Princes and Gods and Kings of Egypt: A Review

A couple of years ago, I edited a commentary on Exodus. I had never taken the time to study the book that deeply before, and I enjoyed the experience. So when I heard that there was a new volume coming out in the Kregel Exegetical Library series on Exodus, I decided to pick it up.

A Commentary on Exodus is by Duane A. Garrett, who teaches at the Southern Baptist Theological Seminary. He has previously published Song of Songs in the Word Biblical Commentary, Proverbs, Ecclesiastes, Song of Songs and Hosea, Joel in the New American Commentary, and A Modern Grammar for Classical Hebrew.

He states at the outset of the commentary, “I have intentionally written this work to fill certain gaps within the literature. To this end, I have been selective and have not dealt with every possible issue” (9). So, for example, he spends a good deal of space in his introduction acquainting his readers with ancient Egypt, since he sees a lack in other commentaries in that regard. He also deals with controversial issues like the date of the exodus (he argues that the data is inconclusive, though the event did happen), the genealogy of Moses, and the locations of the Reed/Red Sea and Sinai. Even when he argues for one side over the other, I thought he still presented the other side of the debate thoroughly, so readers are able to make up their own minds. I would definitely classify him as a maximalist when it comes to the relationship between the Old Testament and archaeology.

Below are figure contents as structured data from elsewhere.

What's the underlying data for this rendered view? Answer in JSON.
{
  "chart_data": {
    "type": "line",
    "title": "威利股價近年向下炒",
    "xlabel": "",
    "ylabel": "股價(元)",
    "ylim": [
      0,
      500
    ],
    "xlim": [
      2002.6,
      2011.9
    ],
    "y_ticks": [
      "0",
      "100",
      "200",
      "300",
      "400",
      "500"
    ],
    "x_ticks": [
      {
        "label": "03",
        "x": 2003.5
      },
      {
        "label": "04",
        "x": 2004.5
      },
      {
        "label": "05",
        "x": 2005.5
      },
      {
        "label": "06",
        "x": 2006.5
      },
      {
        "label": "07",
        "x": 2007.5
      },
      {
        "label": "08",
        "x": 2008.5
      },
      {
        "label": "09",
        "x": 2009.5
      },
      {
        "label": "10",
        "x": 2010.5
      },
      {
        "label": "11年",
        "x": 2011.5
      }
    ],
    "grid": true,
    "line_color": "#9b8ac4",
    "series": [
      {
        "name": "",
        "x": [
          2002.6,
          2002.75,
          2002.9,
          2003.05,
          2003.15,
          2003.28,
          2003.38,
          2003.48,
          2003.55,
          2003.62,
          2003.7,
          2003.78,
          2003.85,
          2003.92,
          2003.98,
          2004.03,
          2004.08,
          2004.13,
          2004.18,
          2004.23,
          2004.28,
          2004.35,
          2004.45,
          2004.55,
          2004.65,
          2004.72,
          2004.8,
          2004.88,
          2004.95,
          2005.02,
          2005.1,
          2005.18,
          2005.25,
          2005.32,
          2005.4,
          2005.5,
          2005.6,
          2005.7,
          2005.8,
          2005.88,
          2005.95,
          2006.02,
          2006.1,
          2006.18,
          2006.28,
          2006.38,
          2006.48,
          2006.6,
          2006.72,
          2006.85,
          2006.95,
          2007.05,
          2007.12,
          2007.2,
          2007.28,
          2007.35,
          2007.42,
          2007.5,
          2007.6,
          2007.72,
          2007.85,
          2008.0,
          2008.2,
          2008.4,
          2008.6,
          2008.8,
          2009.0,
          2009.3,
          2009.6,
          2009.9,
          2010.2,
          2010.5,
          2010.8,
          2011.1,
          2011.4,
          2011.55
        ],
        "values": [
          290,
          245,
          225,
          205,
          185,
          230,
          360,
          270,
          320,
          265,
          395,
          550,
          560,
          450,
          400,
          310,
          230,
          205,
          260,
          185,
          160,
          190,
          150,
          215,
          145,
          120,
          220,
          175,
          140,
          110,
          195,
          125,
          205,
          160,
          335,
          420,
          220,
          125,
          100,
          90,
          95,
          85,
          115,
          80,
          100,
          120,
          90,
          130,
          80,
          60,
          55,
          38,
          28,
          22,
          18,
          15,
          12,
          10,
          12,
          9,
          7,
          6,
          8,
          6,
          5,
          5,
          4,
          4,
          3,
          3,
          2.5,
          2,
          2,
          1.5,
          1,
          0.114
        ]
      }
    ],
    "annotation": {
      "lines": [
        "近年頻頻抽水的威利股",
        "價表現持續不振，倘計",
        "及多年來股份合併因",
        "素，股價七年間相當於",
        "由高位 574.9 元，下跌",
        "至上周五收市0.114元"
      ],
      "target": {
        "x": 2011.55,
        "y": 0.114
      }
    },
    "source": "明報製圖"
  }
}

Each section of the commentary proper comes in five parts: an introduction, a translation of the passage with textual footnotes, the structure of the passage, a verse-by-verse commentary, and a theological summary of key points. Poems also include the Hebrew text and are broken up into stanzas. For pastors using this commentary, I think the theological summary of key points would be most helpful as they think of how to apply it to their audience. For example, in a section on the vestments of the high priest (28:1–29:37), he writes that “for Israel, the ordained means of approaching God is both personal (the Aaronic priest) and institutional (the whole Tent of Meeting complex). For Christians, analogously, the one access to God is the person of Christ and the one institution ordained by God for his worship is the church, as it was built by Christ himself (Matt 16:18)” (596). Comments like these are helpful for beginning the move from exegesis to application.

The only complaint I have about the commentary is that the table of contents and running heads are not as detailed as I would like; readers who are looking for a particular passage will have to do some flipping to find it. But when the only bad thing you can say about a book is about small formatting issues, you know it is a very good book. I am sure that, if I am called to preach on a passage in Exodus in the near future, this will be one of the first commentaries I consult.

Note: Thanks to the publisher, Kregel, for a copy of this book in exchange for an honest review.